Masters of the Universe? NATO's Balkan Crusade
- Author: Tariq Ali (editor)
- Language: English
- Subject: NATO bombing of Yugoslavia
- Publisher: Verso Books
- Publication date: 2000
- Publication place: United Kingdom
- Media type: Print
- Pages: 240

= Masters of the Universe? NATO's Balkan Crusade =

2000 book edited by Tariq Ali

Masters of the Universe? NATO's Balkan Crusade is a 2000 anthology of texts critical of the NATO bombing of Yugoslavia during the Kosovo War, edited by Tariq Ali.

==Summary==
The texts in Masters of the Universe? NATO's Balkan Crusade question the legitimacy of the NATO bombing of Yugoslavia during the Kosovo War and criticise the people who promoted it as a humanitarian intervention, such as Tony Blair and Jürgen Habermas.

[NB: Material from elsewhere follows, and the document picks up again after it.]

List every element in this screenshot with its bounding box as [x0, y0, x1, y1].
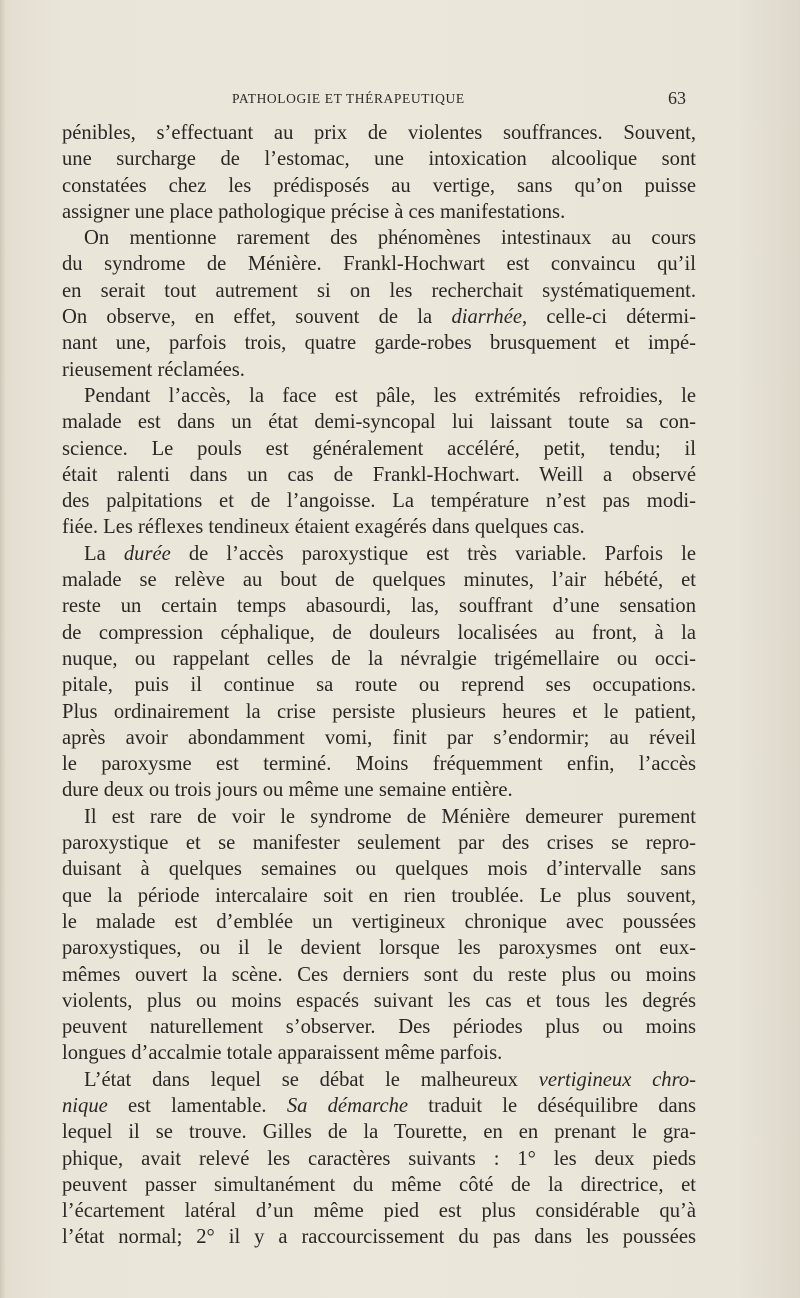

The book contains an introduction with the title "After the War" by the editor Tariq Ali and the following texts:

Part I. How to Rule the World: Geopolitics after the Cold War
- "The Euro-Atlantic Origins of NATO's Attack on Yugoslavia" by Peter Gowan
- "The Balkan War and US Global Power" by Giovanni Arrighi
- "Rasputin Plays at Chess: How the West Blundered into a New Cold War" by Gilbert Achcar
- "The Strategic Triad: USA, China, Russia" by Gilbert Achcar

Part II. On 'Humanitarian Warfare'
- "Humanitarian War: Making the Crime fit the Punishment" by Diana Johnstone
- "In Place of Politics: Humanitarianism and War" by Robert Redeker
- "The Ideology of Humanitarian Intervention" by Alex Callinicos
- "Kosovo and the New Imperialism by Ellen Meiksins Wood

Part III. Balkan Landscapes: the Sleep of Reason
- "War: Building States from Nations" by Susan L. Woodward
- "Bosnia: Prototype of a NATO Protectorate" by David Chandler
- "The Criminalization of Albania" by Michel Chossudovsky

Part IV. Dispatches from the Time of War
- "Open Letter from a Traveller to the President of the Republic" by Régis Debray
- "The NATO Action in Serbia" by Harold Pinter
- "Be More Careful with the Balkans!" by Yevgeny Yevtushenko
- "The Treason of the Intellectuals" by Edward Said
- "NATO's Balkan Crusade" by Tariq Ali
- "Kosovo: the War of NATO Expansion" by Robin Blackburn
- "May Day Speech at Saarbrücken" by Oskar Lafontaine
- "The Kosovo Peace Accord" by Noam Chomsky
- "The China Card" by John Gittings
- "War in Kosovo: Consequences and Lessons for European Security Arrangements" by Dieter S. Lutz

Part V. The Last Word
- "'Traitors' of All Balkan Lands: Unite!" by Gazi Kaplan

==Reception==
Victoria Brittain of The Guardian says the book "will make numerous powerful men in western chancelleries exceedingly cross", as its authors "take on just about everyone involved in the promotion of NATO's first war". In Medicine, Conflict and Survival, Rae Street calls the book "deeply engaging" and "a treasure-trove of arguments and information", praising its authors' "stimulating writing" and willingness to ignore appeals from politicians and journalists to "the values of the western world". Carl G. Jacobsen describes the book in Global Dialogue as "a powerful, compelling antidote" to apologias for NATO's intervention and the hegemony of the United States over Europe. Gregory Elich writes in Science & Society that the book contains little analysis of the war itself, but works as background reading about the lead-up to the war, American domination of Western Europe and NATO's decision to expand into Eastern Europe.